Monday, February 27, 2012

Chocolate Mousse Cake with Chocolate Leaves

Being the youngest of four made birthdays often and plenty around our house. My mom would let us request our cake choice each year and without fail almost all of us would choose Chocolate Mousse Cake! It is by far the most moist Mousse you will ever have (now say that 3x - "Most Moist Mousse, Most Moist Mousse, Most Moist Mousse")! bahahahaha!
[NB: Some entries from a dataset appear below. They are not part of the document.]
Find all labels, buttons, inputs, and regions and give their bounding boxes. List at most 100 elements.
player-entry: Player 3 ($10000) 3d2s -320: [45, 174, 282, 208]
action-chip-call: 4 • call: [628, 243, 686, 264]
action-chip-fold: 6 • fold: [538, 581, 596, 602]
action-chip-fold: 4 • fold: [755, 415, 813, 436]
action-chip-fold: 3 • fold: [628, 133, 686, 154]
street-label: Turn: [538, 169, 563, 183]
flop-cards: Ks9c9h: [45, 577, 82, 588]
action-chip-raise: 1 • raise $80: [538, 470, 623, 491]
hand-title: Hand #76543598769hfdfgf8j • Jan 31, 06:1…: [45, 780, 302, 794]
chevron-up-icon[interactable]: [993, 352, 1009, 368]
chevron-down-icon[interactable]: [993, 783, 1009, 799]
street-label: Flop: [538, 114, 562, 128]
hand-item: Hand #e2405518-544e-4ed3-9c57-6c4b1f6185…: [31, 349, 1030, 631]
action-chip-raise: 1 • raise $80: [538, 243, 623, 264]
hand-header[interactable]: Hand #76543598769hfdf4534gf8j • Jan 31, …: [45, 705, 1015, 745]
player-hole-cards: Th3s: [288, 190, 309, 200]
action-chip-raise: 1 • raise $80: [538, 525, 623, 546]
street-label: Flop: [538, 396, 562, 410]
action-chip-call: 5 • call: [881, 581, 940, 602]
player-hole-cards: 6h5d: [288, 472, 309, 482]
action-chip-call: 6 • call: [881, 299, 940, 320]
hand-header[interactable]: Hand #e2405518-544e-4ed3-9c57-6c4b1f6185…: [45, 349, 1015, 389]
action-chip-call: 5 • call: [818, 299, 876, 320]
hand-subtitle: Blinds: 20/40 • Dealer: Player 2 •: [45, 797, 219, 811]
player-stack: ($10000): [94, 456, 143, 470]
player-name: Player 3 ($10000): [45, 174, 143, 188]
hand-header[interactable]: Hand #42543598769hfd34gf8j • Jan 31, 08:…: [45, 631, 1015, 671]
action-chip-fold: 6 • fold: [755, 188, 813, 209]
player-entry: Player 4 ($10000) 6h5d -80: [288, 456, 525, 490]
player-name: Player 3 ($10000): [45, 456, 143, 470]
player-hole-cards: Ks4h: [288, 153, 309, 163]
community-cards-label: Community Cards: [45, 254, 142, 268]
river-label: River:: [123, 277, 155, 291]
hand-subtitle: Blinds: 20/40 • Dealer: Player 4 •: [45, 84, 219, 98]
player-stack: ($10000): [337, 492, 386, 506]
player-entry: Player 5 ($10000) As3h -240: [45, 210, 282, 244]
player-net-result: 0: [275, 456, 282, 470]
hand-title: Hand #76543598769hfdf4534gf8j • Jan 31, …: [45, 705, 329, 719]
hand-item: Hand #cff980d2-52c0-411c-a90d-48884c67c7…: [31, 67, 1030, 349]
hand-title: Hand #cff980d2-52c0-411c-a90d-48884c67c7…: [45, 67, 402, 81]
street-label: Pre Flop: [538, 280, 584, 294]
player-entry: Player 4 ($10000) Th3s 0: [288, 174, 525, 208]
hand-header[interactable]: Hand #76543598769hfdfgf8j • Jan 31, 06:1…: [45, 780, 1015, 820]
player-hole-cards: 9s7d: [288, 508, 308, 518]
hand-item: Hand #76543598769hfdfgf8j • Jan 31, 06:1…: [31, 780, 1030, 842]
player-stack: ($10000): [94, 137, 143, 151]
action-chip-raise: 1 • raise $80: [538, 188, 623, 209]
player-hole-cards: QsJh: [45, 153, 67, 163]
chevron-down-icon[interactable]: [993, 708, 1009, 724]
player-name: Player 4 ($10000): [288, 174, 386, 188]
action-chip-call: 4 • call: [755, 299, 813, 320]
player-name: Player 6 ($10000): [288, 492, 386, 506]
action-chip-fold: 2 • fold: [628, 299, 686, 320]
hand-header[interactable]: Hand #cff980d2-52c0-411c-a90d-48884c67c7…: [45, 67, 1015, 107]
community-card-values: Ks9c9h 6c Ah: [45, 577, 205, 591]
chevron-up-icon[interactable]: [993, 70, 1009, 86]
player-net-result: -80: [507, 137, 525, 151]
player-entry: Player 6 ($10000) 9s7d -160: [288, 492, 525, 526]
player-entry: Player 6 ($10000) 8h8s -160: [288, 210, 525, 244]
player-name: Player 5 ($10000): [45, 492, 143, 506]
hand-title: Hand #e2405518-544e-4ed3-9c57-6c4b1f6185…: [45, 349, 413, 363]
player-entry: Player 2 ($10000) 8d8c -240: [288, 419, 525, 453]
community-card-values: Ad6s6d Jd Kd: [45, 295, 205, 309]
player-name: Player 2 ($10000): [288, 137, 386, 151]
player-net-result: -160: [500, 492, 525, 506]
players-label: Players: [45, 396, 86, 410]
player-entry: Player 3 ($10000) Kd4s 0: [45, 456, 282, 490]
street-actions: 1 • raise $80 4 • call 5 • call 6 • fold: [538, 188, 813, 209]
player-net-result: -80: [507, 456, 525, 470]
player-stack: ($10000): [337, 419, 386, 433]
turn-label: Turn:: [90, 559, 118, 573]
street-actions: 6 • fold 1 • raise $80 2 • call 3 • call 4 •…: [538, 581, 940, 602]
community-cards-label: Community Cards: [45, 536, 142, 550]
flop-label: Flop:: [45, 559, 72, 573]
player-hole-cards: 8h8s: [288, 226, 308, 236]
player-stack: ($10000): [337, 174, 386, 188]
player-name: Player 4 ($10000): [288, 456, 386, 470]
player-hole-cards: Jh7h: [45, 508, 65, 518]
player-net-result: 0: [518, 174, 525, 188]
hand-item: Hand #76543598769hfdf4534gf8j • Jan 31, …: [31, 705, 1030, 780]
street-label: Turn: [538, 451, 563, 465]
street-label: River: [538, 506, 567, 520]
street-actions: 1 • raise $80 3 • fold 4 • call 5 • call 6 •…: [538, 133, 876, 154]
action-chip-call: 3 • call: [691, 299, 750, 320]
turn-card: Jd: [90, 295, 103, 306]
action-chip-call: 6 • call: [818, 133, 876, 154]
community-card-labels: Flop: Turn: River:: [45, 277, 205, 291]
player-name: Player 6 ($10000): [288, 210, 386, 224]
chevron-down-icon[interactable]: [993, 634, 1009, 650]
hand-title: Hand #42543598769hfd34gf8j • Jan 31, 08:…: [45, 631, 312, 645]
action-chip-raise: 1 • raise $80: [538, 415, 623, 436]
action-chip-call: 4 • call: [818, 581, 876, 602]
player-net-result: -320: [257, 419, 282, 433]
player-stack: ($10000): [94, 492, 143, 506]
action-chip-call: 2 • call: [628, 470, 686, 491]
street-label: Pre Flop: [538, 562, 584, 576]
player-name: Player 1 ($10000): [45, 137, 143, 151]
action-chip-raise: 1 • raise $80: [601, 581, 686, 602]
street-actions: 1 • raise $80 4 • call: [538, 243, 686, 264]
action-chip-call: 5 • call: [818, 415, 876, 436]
Enjoy! It's a chocolate lovers dream!

Chocolate Mousse Cake
with Chocolate Leaves
from my mother's kitchen

Cake (can prepare a day beforehand):
7 oz. semisweet chocolate
1/4 lb. unsalted butter
7 eggs, separated
1 cup sugar
1 tsp. vanilla extract
1/8 tsp. cream of tartar

Secret Ingredient (prepare an hour before serving):
Dr. Oetkers Double Chocolate Mousse Mix (you can find this by the jello)
1/4 cup milk (I used non-fat milk)

Whipped Cream Frosting (prepare an hour before serving):
1/2 pint whipping cream (1 cup)
1/3 cup powdered sugar
1 tsp. vanilla extract

Chocolate Leaves (prepare a day prior to serving)
24 non-poisonous leaves such as rose leaves
4 oz. semisweet chocolate

  • Preheat oven to 325* F
  • In a small saucepan, melt chocolate and butter over low heat.
  • In a large mixing bowl, beat egg yolks and 3/4 cup sugar until very light and fluffy, about 5 minutes.
  • Gradually beat in warm chocolate mixture and vanilla.
  • In another large bowl, beat egg whites and cream of tartar until soft peaks form. Add remaining 1/4 cup sugar 1 tbsp. at a time and continue beating until stiff.
  • Fold egg whites carefully into chocolate mixture.
  • Pour batter into ungreased 9" x 3" springform pan.
  • Bake for 35 minutes. Let cool and you can cover and refrigerate up to 1 day prior to serving.
An hour before serving:
  • Mix up the Dr. Oetkers mix in a mixer and pour into the fallen center area of the cake (you'll think this looks funny, but the mousse mix fills it in perfectly).
  • Whip up all of the whipped cream ingredients **I tripled this part to ensure it frosted the cake fully.
Chocolate Leaves - prepare the night prior to serving!
  • Line a baking sheet with parchment paper.
  • Wash and dry the leaves you've found.
  • Melt the chocolate in the top of a double boiler - or use a metal bowl sitting on top of a sauce pot with boiling water. Both work just fine!
  • Gently take a spatula and cover each leaf on the front side. Once complete, place in the freezer.
  • Right before serving, pull the leaves out and pull the leaves from the chocolate by gently pulling the leaf's stem.